Episode 1 of The Underground Railroad begins with a montage; a series of artistic sequences both forward and backward in time. “The first and last thing my Mama gave me were apologies” Our protagonist says. This is Cora, and she’s been born on a plantation.
With Cora’s friend Caesar leaving and heading North, Cora does her rounds and sits with a blind man named Jockey that evening. Joyous singing is soon cut short though when the slave owner, Terrance Randall, shows up.
He berates the men and women, eventually punishing a boy called Chester. Cora is beaten too for jumping in to save the child, eventually receiving stricter punishment after spilling Terrance’s drink. It’s a horrific scene, as all the slaves stand in rows and watch helplessly as the duo are whipped. Their cries pierce the air, carving a hole in this uneasy silence descending on the plantation.
Night turns to day and Cora is in a bad way. She’s bloodied and beaten, shaking uncontrollably. Caesar reads to her and tries to encourage the girl to leave the plantation. While Caesar is adamant he’s not supposed to be there, Cora bitterly retorts “Well I am.”
The next day, James Randall succumbs to illness and dies on the plantation. This man is closely aligned with Terrance, and he shows up at the fields and booms out some new rules.
He’s breeding his slaves like cattle; he intends to watch to make sure he’s getting the best. Unfortunately this also sees him take a fancy to Cora, stepping up to her in the fields and running a dirty finger over her head.
Part of this new deal includes Terrance bringing Big Anthony to men named Connelly and Ridgeway. They speak of an underground railroad but for now that’s not elaborated on too much. Instead, Big Anthony is whipped outside for Terrance’s amusement, while the men sit and eat together.
There’s anger in Caesar as well as Cora, although his is tinged with a hint of sorrow. He’s forced to procreate for Terrance but certainly isn’t happy about it.
That evening, after a day of whipping, Terrance brings all the slaves in to see Big Anthony. He’s in an awful state, with numerous cuts over his body. Terrance then has him burned alive while the others watch. As the flames lick hungrily into the air, jovial music plays from the musicians. It’s a disgusting juxtaposition and one that’s incredibly difficult to watch.
That night, Cora slips out with Caesar. She’s seen enough and is going to leave. As they rush through the forest together, Lovey shows up and decides she’s coming with them. Caesar is not so sure this is a good idea but eventually reluctantly agrees.
As they begin their journey, night turns to day and numerous men come racing out and attack. With a knife in hand, Caesar and Cora manage to kill the men and slip away. This is obviously going to cause every white man to descend on them soon, armed with hounds and shotguns.

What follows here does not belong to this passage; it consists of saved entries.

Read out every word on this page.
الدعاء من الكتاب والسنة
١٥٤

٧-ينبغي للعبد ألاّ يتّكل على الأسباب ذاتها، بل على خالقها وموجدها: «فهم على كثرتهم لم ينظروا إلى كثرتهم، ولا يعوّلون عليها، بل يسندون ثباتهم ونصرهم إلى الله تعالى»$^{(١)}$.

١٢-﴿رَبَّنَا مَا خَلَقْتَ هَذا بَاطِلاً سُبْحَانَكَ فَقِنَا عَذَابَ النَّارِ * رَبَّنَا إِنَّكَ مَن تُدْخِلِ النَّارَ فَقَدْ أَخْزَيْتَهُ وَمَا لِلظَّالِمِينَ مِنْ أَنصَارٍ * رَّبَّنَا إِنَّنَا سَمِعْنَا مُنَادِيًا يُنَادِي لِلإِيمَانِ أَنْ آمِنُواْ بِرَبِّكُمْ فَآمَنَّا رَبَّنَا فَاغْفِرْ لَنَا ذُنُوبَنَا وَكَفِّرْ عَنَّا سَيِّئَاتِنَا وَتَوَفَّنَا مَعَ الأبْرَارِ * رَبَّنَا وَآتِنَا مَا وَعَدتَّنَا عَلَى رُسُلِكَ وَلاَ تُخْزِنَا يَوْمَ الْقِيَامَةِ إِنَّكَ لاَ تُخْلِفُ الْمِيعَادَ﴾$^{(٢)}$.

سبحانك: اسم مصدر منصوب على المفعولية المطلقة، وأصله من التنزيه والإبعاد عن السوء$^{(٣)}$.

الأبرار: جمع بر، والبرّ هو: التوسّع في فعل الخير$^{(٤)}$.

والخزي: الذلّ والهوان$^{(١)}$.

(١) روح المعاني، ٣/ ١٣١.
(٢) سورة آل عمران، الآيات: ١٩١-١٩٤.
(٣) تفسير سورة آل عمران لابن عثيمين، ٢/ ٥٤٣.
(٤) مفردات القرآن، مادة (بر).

Lovey is lost, and they’re unable to go back for her now. Instead, the pair wade through swampy water in a bid to try and lose their scent. A water snake is nearby though, but the pair manage to continue on without too much trouble.
Eventually they make it across to their destination; a house sporting a red roof. Running together across the fields, they find themselves in a white man named Fletcher’s house. Interestingly, he’s one of the men Terrance spoke to at the house with Big Anthony.
With both Cora and Caesar likened to wanted fugitives, Fletcher agrees to show them their route and opens a trap-door descending down to the basement. It’s actually a passageway to the underground railroad, which stretches on for many miles. The steam train arrives at the station, prompting Fletcher to hand over the Gulliver’s Travels book to Caesar and send them both on their way.
The Episode Review
The Underground Railroad gets off to a fantastic start, delivering a harrowing and chilling account of life on the plantations. In a way, the show echoes the same shock factor as something like Roots, with the fantastical element of the underground railroad itself serving as a slightly different flavour of drama.
It works well too, and the abuse and suffering these men and women are forced to endure at the hands of Terrance is really difficult to watch.
In particular, the treatment of Big Anthony will likely draw audible gasps from many (including myself) and that whole sequence was absolutely harrowing. The decision to play jovial music against this too is a sick juxtaposition but one that works incredibly well in the context of this story.
Cora and Caesar’s journey has just begun but already The Underground Railroad oozes sophistication and a real eye for detail. The direction in this is nothing short of masterful and this looks like it could well be one of the best shows of the year. We’ll have to wait and see what the rest of the episodes have in store for us though!